Scam centres in Myanmar, Cambodia and Laos have been reaping vast sums in recent years and causing severe trauma for people trafficked and forced to work in such compounds, as well as victims swindled out of their savings.
Chinese criminals are suspected to run many of the centres but experts monitoring the ‘scamdemic’ say people have been drawn from all over the world to work in such places and many do so voluntarily because of the lack of work opportunities in their home countries.
Recently, leaders in both Myanmar and Cambodia have been demolishing scam compounds, but experts such as Jacob Sims, Jason Tower and others have suggested these have usually been stunts to try to show powerbrokers in China and the US that they are cracking down on the problem.

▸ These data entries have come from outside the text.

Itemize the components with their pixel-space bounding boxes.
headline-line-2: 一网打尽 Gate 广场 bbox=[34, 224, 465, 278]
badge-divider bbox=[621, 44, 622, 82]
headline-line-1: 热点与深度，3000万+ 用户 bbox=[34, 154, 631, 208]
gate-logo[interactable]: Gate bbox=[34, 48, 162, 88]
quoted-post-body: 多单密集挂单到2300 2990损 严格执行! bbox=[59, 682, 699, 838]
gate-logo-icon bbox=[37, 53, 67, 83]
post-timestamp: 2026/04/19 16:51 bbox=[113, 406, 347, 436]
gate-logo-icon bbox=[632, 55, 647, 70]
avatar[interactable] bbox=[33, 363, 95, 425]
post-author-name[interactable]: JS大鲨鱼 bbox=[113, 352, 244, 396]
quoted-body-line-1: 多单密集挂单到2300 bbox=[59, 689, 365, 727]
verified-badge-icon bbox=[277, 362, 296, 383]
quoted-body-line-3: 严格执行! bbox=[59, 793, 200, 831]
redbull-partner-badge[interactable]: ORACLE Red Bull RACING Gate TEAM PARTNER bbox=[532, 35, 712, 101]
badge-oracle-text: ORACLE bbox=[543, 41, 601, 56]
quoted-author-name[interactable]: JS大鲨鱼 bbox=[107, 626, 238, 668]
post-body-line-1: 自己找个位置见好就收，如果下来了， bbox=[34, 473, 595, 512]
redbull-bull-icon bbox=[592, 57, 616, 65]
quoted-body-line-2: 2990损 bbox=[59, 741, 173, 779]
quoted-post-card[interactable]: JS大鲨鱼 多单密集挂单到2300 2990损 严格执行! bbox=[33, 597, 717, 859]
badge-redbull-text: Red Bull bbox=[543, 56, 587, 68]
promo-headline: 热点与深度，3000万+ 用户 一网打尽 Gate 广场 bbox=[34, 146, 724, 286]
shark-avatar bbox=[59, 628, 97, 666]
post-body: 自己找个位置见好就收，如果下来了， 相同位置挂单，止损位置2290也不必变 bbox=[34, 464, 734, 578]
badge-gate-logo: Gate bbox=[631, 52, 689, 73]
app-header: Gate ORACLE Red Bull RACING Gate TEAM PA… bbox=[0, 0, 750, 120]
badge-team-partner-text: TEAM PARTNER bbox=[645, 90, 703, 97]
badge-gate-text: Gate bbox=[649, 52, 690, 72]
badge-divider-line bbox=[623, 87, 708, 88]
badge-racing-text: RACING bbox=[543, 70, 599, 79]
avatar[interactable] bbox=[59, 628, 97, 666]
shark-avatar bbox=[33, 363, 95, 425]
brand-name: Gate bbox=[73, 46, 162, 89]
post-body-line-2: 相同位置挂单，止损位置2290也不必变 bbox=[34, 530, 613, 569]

China’s Public Security Ministry said over 7,600 Chinese nationals accused of online gambling and telecom fraud were repatriated from Myawaddy, a town on Myanmar’s southeastern border with Thailand, in 2025.
And many hundreds more have been flown home from Mae Sot in northwestern Thailand in recent weeks after the demolition of scam compounds such as KK Park.
‘Bai family are next’
Harvard researcher Jacob Sims, who compiled a troubling report about the extent of scam operations in Cambodia last year, posted a video of the court verdict on X and said: “This is the first time China has put Myanmar-based scam bosses to death.”
He predicted that another notorious clan from Laukkaing could get the same fate, saying: “Five more from the Bai family are next. Trials for the Wei and Liu clans are still ongoing.”
The Bai family is another clan from Laukkaing arrested and handed over to Chinese authorities after the crackdown in late 2023.
“The scam industry hasn’t disappeared. It’s just moved south,” Sims said. “The question now is whether anyone in Cambodia or along the Thai border is paying attention.”
Meanwhile, US and British authorities have also been doing their bit to target the heads of scam centres in Southeast Asia.
Their most prominent action was imposing sanctions on the Prince Group in Cambodia and seizing about $15 billion worth of bitcoin, plus properties worth $172 million in Britain last October.
That intervention led to Chinese police arresting Prince Group chairman and alleged ‘scam billionaire’ Chen Zhi earlier this month.
He could face a similar fate, depending on how the cards fall in coming years.